Not much of a payoff, right?
Wait, it gets worse the longer you train.
Why on earth would you do something that gives you less and less progress and becomes harder and harder over time.
Goals.
Take pull-ups for example, a super demanding exercise. It recruits most of your back musculature. It requires technique and bunch of muscles to work in sync.
A decade ago I couldn’t pull myself up to the bar.
Today I can do them for reps.
My goal wasn’t to do pull-ups. It was to get stronger.
But if I were focusing solely on the number of pull-ups, I might have given up since progression in strength is not linear.
That’s why I don’t focus on the day-to-day happening anymore.

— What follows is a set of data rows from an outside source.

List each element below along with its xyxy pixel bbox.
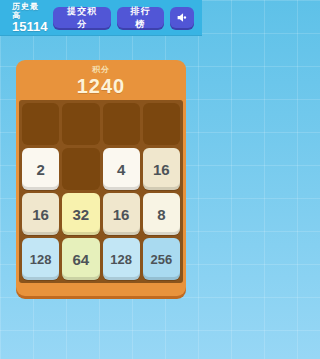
empty-cell [22, 103, 59, 145]
top-bar: 历史最高 15114 提交积分 排行榜 [0, 0, 202, 36]
score-block: 积分 1240 [16, 60, 186, 100]
tile-8: 8 [143, 193, 180, 235]
sound-toggle-button[interactable] [170, 7, 194, 28]
tile-16: 16 [22, 193, 59, 235]
score-label: 积分 [16, 64, 186, 75]
game-board: 积分 1240 2416163216812864128256 [16, 60, 186, 296]
empty-cell [62, 148, 99, 190]
board-grid[interactable]: 2416163216812864128256 [19, 100, 183, 283]
empty-cell [143, 103, 180, 145]
speaker-icon [176, 11, 189, 24]
best-score-value: 15114 [12, 20, 47, 34]
tile-128: 128 [103, 238, 140, 280]
empty-cell [62, 103, 99, 145]
submit-score-button[interactable]: 提交积分 [53, 7, 110, 28]
tile-2: 2 [22, 148, 59, 190]
tile-128: 128 [22, 238, 59, 280]
best-score-label: 历史最高 [12, 2, 47, 20]
tile-32: 32 [62, 193, 99, 235]
leaderboard-button[interactable]: 排行榜 [117, 7, 165, 28]
best-score-block: 历史最高 15114 [12, 2, 47, 34]
tile-256: 256 [143, 238, 180, 280]
tile-16: 16 [143, 148, 180, 190]
tile-4: 4 [103, 148, 140, 190]
empty-cell [103, 103, 140, 145]
tile-16: 16 [103, 193, 140, 235]
score-value: 1240 [16, 75, 186, 97]
tile-64: 64 [62, 238, 99, 280]
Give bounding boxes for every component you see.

Instead I reflect, realign (if needed), and proceed in tiny increments.
80/20
There’s a Japanese saying:
If you get on the wrong train, get off at the nearest station. The longer it takes you to get off, the more expensive the trip will be.
Earlier this year I quit a job I was fantasising about getting for two years.
Then in October I handed in my resignation and joined a Swiss-based startup that works on an idea that I didn’t believe was possible. Until I tried their product and saw it for myself.
This is one of the most disruptive things in customer intelligence and market research I’ve seen in years and I’m working on it. 😱
This is incredible, but it happened late this year—in the last 20%.
I had many reasons not to quit my past job: I worked myself to a principal role, I felt I could retire from this company, I really understood what we were trying to do, and it was close to the holiday season anyway.
But I felt I was on the wrong train.
And I didn’t wait until New Year, to get financially stable “enough” (is there such a thing?), or to get the stars perfectly aligned.
I just got off at the nearest station.
This is all I want you to take into this year.
I appreciate your support and being such a kind reader.
Happy 2026!
ps.: Where’s your train headed in 2026?





Good luck with the journey on your current train, Akos.